I disegni di Mattera nel corso degli anni Settanta e all’avvio del decennio successivo si lasciano alle spalle una costruzione formale particolarmente complessa, dove, come già si è accennato, non era mai la sola linea a circoscrivere la forma, ma entravano in gioco inchiostrature e dilavamenti, diluizioni luminose e addensamenti di ombre, sbavature e macchie e tutta un’infinita varietà di modi diversi di intervento, mai però adoperati con ostentazione virtuosistica o rivolti a realizzare una definizione univoca e preordinata dell’immagine, ma utilizzati, in primo luogo, come mezzi di vitalizzazione del foglio, sentito come campo di forze entro cui l’artista ara chiamato ad operare. Momenti straordinariamente felici erano stati quelli fermati in alcuni ritratti: non solo per la stranita e chiusa psicologia di questi, degna dei volti giacomettiani, ma anche per il contrappunto tra il movimento delle linee e il palpitare delle velature, con esiti che ora convergevano, ma solo accennandola, verso un’idea di chiaroscurata plasticità, ora si disarticolavano in aspre e drammatiche dissonanze.
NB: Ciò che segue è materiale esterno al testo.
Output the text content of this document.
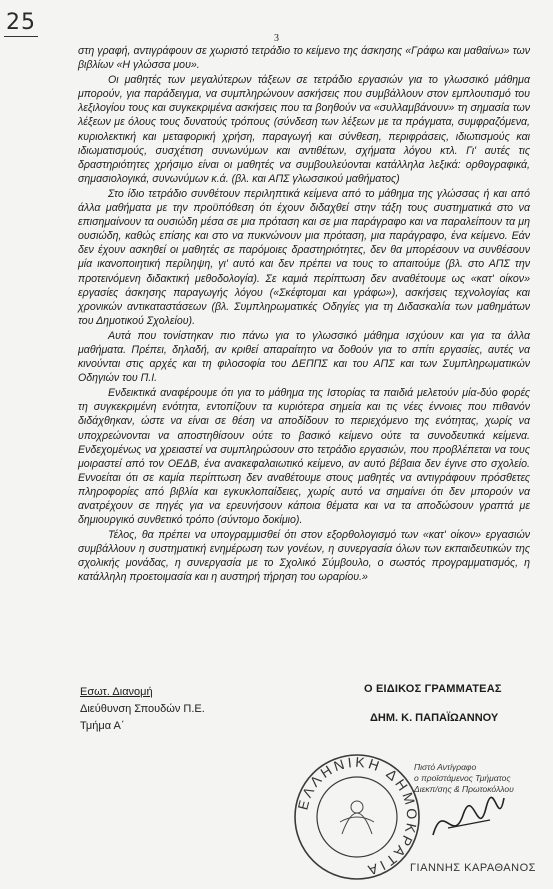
25
3

στη γραφή, αντιγράφουν σε χωριστό τετράδιο το κείμενο της άσκησης «Γράφω και μαθαίνω» των βιβλίων «Η γλώσσα μου».

Οι μαθητές των μεγαλύτερων τάξεων σε τετράδιο εργασιών για το γλωσσικό μάθημα μπορούν, για παράδειγμα, να συμπληρώνουν ασκήσεις που συμβάλλουν στον εμπλουτισμό του λεξιλογίου τους και συγκεκριμένα ασκήσεις που τα βοηθούν να «συλλαμβάνουν» τη σημασία των λέξεων με όλους τους δυνατούς τρόπους (σύνδεση των λέξεων με τα πράγματα, συμφραζόμενα, κυριολεκτική και μεταφορική χρήση, παραγωγή και σύνθεση, περιφράσεις, ιδιωτισμούς και ιδιωματισμούς, συσχέτιση συνωνύμων και αντιθέτων, σχήματα λόγου κτλ. Γι' αυτές τις δραστηριότητες χρήσιμο είναι οι μαθητές να συμβουλεύονται κατάλληλα λεξικά: ορθογραφικά, σημασιολογικά, συνωνύμων κ.ά. (βλ. και ΑΠΣ γλωσσικού μαθήματος)

Στο ίδιο τετράδιο συνθέτουν περιληπτικά κείμενα από το μάθημα της γλώσσας ή και από άλλα μαθήματα με την προϋπόθεση ότι έχουν διδαχθεί στην τάξη τους συστηματικά στο να επισημαίνουν τα ουσιώδη μέσα σε μια πρόταση και σε μια παράγραφο και να παραλείπουν τα μη ουσιώδη, καθώς επίσης και στο να πυκνώνουν μια πρόταση, μια παράγραφο, ένα κείμενο. Εάν δεν έχουν ασκηθεί οι μαθητές σε παρόμοιες δραστηριότητες, δεν θα μπορέσουν να συνθέσουν μία ικανοποιητική περίληψη, γι' αυτό και δεν πρέπει να τους το απαιτούμε (βλ. στο ΑΠΣ την προτεινόμενη διδακτική μεθοδολογία). Σε καμιά περίπτωση δεν αναθέτουμε ως «κατ' οίκον» εργασίες άσκησης παραγωγής λόγου («Σκέφτομαι και γράφω»), ασκήσεις τεχνολογίας και χρονικών αντικαταστάσεων (βλ. Συμπληρωματικές Οδηγίες για τη Διδασκαλία των μαθημάτων του Δημοτικού Σχολείου).

Αυτά που τονίστηκαν πιο πάνω για το γλωσσικό μάθημα ισχύουν και για τα άλλα μαθήματα. Πρέπει, δηλαδή, αν κριθεί απαραίτητο να δοθούν για το σπίτι εργασίες, αυτές να κινούνται στις αρχές και τη φιλοσοφία του ΔΕΠΠΣ και του ΑΠΣ και των Συμπληρωματικών Οδηγιών του Π.Ι.

Ενδεικτικά αναφέρουμε ότι για το μάθημα της Ιστορίας τα παιδιά μελετούν μία-δύο φορές τη συγκεκριμένη ενότητα, εντοπίζουν τα κυριότερα σημεία και τις νέες έννοιες που πιθανόν διδάχθηκαν, ώστε να είναι σε θέση να αποδίδουν το περιεχόμενο της ενότητας, χωρίς να υποχρεώνονται να αποστηθίσουν ούτε το βασικό κείμενο ούτε τα συνοδευτικά κείμενα. Ενδεχομένως να χρειαστεί να συμπληρώσουν στο τετράδιο εργασιών, που προβλέπεται να τους μοιραστεί από τον ΟΕΔΒ, ένα ανακεφαλαιωτικό κείμενο, αν αυτό βέβαια δεν έγινε στο σχολείο. Εννοείται ότι σε καμία περίπτωση δεν αναθέτουμε στους μαθητές να αντιγράφουν πρόσθετες πληροφορίες από βιβλία και εγκυκλοπαίδειες, χωρίς αυτό να σημαίνει ότι δεν μπορούν να ανατρέχουν σε πηγές για να ερευνήσουν κάποια θέματα και να τα αποδώσουν γραπτά με δημιουργικό συνθετικό τρόπο (σύντομο δοκίμιο).

Τέλος, θα πρέπει να υπογραμμισθεί ότι στον εξορθολογισμό των «κατ' οίκον» εργασιών συμβάλλουν η συστηματική ενημέρωση των γονέων, η συνεργασία όλων των εκπαιδευτικών της σχολικής μονάδας, η συνεργασία με το Σχολικό Σύμβουλο, ο σωστός προγραμματισμός, η κατάλληλη προετοιμασία και η αυστηρή τήρηση του ωραρίου.»

Εσωτ. Διανομή
Διεύθυνση Σπουδών Π.Ε.
Τμήμα Α΄
Ο ΕΙΔΙΚΟΣ ΓΡΑΜΜΑΤΕΑΣ
ΔΗΜ. Κ. ΠΑΠΑΪΩΑΝΝΟΥ
ΕΛΛΗΝΙΚΗ ΔΗΜΟΚΡΑΤΙΑ
Πιστό Αντίγραφο
ο προϊστάμενος Τμήματος
Διεκπ/σης & Πρωτοκόλλου
ΓΙΑΝΝΗΣ ΚΑΡΑΘΑΝΟΣ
Negli anni Ottanta, nel pieno svolgimento del ciclo dei «Bagnanti», viene affermandosi una nuova essenzialità dell’immagine. Ancora una volta l’artista vi arriva attraverso un accanito scavo psicologico, attraverso una ricerca dei valori espressivi che sembra guardare agli orizzonti più lontani ma che proviene in realtà dalle profondità più nascoste dell’anima. L’effetto provocato sui «Bagnanti» e sulle frequenti varianti degli «Amanti», è di una tragica spoliazione, di una nudità dilavata da cui siano cadute definitivamente tutte le connotazioni della vita individuale e siano venuti alla luce gli elementi di una condizione anonima ma non per questo meno disperata e meno riconoscibile nell’inesorabilità di una verità dolorosamente comune a tutti gli uomini. Negli ultimi disegni dei «Bagnanti» si assottigliano anche i residui valori plastici, in un ductus così esile ed intermittente che la linea si direbbe non più, come era stato in passato, il luogo di assorbimento della luce, ma il luogo dell’estrema dissoluzione della forma, del suo incerto baluginare tra le luci del tramonto. Il ciclo dei «Bagnanti» chiudendosi annuncia l’imminente pausa di silenzio da cui emergeranno le immagini delle tende.